How is this so? The law of causality—so common to scientists, physicists and others, establishes that events or results stem from causes. Similarly, the circumstances we find ourselves experiencing are reflective of causes we have made—whether intentionally or inadvertently. For example, overeating can lead to indigestion. Stepping off a curb while busy texting could be fatal. It’s not the food or the driver that strikes us that’s the problem. It’s more complicated assessing from where our job or family relationship problems come, but the principle is the same.
“Whatever our ethnicity, whatever our religion, we all have families we love; there is a future we all want to protect. And no human being can escape the eternal rhythms of life: birth, aging, sickness, death. When we are grounded in this most fundamental perspective of the commonality of our lives, we can rise above any differences and without fail achieve empathy and dialogue.”
Complicated as life may be, as Ikeda says, we can rise above differences and “achieve empathy and dialogue.” Why is this important? Consider this perspective from Ikeda:
“What our society today needs more than anything is the spirit of empathy—the ability to put ourselves in the shoes of those who are facing hardship and suffering, to understand and share what they are going through. When the spirit of compassion becomes the bedrock of society, and is embodied by society’s leaders, the future will be bright with hope.”
While we may have our own difficulties, only the briefest attention to the news reveals how much hardship and suffering others are facing—in many instances, far worse than our own. How can the spirit of compassion become the bedrock of society, embodied by a society’s leader? It begins with empathy, as noted above. It grows through self-reflection followed by action to relieve the suffering of others—compassion.
But what if those leaders not only lack concern, but fall into the us/them dichotomy and blame immigrants, refugees or persons of minority religions for a nation’s problems? Here is what Ikeda says about that, in a sense.
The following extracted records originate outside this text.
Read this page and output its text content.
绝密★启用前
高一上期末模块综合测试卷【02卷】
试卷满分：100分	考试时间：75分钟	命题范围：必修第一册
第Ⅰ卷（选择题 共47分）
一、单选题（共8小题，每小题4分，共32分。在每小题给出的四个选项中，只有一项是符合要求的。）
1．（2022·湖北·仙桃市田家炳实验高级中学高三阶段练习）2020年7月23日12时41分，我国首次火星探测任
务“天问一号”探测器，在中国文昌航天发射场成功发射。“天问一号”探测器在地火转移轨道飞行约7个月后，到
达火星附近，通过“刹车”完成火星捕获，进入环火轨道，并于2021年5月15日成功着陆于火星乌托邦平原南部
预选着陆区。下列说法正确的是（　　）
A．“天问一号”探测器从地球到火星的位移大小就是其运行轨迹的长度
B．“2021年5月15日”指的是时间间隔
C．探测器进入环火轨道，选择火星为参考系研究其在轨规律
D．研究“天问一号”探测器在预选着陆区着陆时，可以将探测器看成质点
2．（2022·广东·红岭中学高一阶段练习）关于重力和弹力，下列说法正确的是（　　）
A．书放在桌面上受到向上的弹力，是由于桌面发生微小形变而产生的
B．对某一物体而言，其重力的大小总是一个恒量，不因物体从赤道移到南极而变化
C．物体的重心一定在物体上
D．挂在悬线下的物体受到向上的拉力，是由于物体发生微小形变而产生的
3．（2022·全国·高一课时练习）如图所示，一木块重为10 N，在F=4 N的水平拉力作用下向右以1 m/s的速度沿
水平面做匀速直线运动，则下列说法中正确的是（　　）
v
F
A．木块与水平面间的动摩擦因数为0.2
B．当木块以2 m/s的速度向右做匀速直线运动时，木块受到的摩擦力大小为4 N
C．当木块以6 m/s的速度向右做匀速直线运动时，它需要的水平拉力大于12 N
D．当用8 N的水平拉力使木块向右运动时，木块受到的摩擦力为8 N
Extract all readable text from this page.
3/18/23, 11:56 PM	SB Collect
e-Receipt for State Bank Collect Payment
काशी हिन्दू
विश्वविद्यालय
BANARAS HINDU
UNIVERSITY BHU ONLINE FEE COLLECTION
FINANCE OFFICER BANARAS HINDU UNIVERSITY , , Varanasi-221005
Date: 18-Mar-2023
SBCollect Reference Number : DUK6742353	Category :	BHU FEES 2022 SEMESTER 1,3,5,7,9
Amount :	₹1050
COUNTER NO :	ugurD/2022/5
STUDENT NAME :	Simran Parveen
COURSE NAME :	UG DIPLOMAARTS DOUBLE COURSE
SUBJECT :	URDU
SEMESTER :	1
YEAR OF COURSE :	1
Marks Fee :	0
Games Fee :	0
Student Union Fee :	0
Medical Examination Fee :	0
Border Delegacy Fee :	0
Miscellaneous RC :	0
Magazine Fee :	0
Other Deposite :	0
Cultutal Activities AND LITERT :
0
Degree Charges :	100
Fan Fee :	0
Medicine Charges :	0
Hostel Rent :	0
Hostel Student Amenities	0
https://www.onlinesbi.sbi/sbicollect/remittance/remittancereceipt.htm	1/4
“In the fight between justice and evil, taking a neutral stance and being indifferent is the same as siding with evil.”
So there are times that require action such as speaking out, engaging in dialogue with elected officials, friends or family. But political solutions—such as voting out a leader, take time. Revealing one’s own compassion while engaging others also takes time. But in the long run, the future will become “bright with hope” not so much through political action as much as dialogue with others to awaken compassion and empathy to fight injustice.
Consider these remarks by Ikeda as well:
“Buddhism teaches, “If you light a lantern for another, it will also brighten your own way.” Please be confident that the higher your flame of altruistic action burns, the more its light will suffuse your life with happiness. Those who possess an altruistic spirit are the happiest people of all.”
So even during the darkest days of injustice or evil, your altruistic action will offer hope, happiness and a brighter future.